Chapter 3
The Cartographer's Wrist
Forty days is not a long time to plan a heist against an institution that has spent four centuries planning against you.
Sefa rented a second room — a rule of hers, never plan a job in a room anyone could connect to your face — and she covered one wall with a map of the Guildhall drawn from memory and a stolen survey, and she stood in front of it with Corvane Ashe, the two of them like a pair of mismatched students before a problem neither could solve alone.
"There are three ways into the Glass Vault," Corvane said. He had a Cartographer's voice, dry and exact, and Sefa had to keep reminding herself to distrust it. "The Assessors' lift, which reads the pulse of everyone aboard and logs it. The conduit-channels, which are full of raw vault-glass and would unmake an unprotected body before the second turning. And the Cartographers' stair, which I may walk freely, and you may not, because the stair is warded to the Guild's own blood."
"Warded how?"
"A working laid into the stone. It tastes the blood of anyone who sets foot on the first step. Guild blood passes. Other blood—" he made a small gesture— "the stair informs the Assessors, politely, and they come."
Sefa studied the map. She had spent six years learning that every ward was a sentence written by a person, and every sentence written by a person had a grammar, and grammar could be argued with.
"It tastes blood," she said slowly. "Not a license. Not a key. Blood. Guild blood."
"Yes."
"Then the question isn't how do I get past the stair." She turned from the map to look at him, and for the first time since the drying-room she felt the old clean thrill, the one that had nothing to do with revenge and everything to do with the puzzle. "The question is whether the stair can be made to taste Guild blood that isn't standing on it. A ward is a reader, Corvane. It reads a sample. And a reader can be fed."
Corvane Ashe was quiet for a moment. Then something moved in his tired face — not quite a smile, but its cartographer's cousin, the look of a man watching a coastline resolve out of fog.

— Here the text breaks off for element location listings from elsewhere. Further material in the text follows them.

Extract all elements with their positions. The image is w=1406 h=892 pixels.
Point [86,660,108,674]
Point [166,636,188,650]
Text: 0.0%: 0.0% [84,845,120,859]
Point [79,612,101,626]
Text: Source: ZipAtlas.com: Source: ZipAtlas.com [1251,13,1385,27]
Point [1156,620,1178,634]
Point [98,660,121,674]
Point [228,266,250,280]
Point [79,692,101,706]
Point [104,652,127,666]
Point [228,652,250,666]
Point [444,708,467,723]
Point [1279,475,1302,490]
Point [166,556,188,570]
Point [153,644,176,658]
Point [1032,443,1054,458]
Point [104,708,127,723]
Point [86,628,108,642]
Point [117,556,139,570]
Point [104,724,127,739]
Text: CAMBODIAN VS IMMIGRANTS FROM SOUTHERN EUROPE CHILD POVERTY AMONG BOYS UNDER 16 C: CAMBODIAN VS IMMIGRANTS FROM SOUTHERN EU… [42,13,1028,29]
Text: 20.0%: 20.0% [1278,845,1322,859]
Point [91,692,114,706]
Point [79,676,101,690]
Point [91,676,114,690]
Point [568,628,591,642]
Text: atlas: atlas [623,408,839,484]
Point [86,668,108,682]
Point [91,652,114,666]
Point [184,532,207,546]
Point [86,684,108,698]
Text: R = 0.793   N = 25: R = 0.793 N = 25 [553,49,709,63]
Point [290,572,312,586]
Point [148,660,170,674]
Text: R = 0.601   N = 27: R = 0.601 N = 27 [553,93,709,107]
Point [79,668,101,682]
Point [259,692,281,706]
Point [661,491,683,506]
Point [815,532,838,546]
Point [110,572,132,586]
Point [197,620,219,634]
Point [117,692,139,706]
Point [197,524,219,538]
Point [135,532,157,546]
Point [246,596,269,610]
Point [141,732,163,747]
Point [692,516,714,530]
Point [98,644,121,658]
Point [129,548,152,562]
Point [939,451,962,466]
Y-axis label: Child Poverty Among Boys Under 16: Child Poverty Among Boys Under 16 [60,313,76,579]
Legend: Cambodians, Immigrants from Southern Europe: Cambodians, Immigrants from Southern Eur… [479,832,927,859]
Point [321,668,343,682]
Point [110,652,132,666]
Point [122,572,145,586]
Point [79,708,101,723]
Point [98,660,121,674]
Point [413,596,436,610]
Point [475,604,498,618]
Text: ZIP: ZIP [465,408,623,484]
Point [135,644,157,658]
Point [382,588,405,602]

"You would need Guild blood," he said. "Freely given, fresh, and a great deal of it, and you would need a Cartographer willing to bleed for a thief."
"I would," Sefa agreed. "Do I know one?"
He looked at the glowing key fused into his own wrist. He looked at the map of the building that had made him a coward and a prisoner in the same ceremony. And Sefa watched the senior Cartographer of Aldemar decide something, the way she had once watched him decide something else, six years ago, above black water — except this time the arithmetic came out the other way.
"You know one," Corvane said. "But understand what you are buying, Sefa, because you of all people should never again sign an invoice you have not read. If we do this — if we turn the Vault off — then every working in this city stops at once. Every metered lamp. Every mended bone holding a body together. Every licensed flood-wall. Magic in Aldemar will not become free. It will become absent, all of it, in a single breath, and people will die in that breath, and their names will go on a list, and the list will have your handwriting on it. That is the receipt for the thing you have wanted for six years. I am the only person who will ever hand it to you honestly. Read it. Then tell me whether you still want the eleventh key."
Sefa Iron-Quill stood in a rented room in front of a map of her revenge, and for the first time in six years she did not have a number ready.
She looked at the list she could not yet see, and she began, slowly, to count what was actually on it.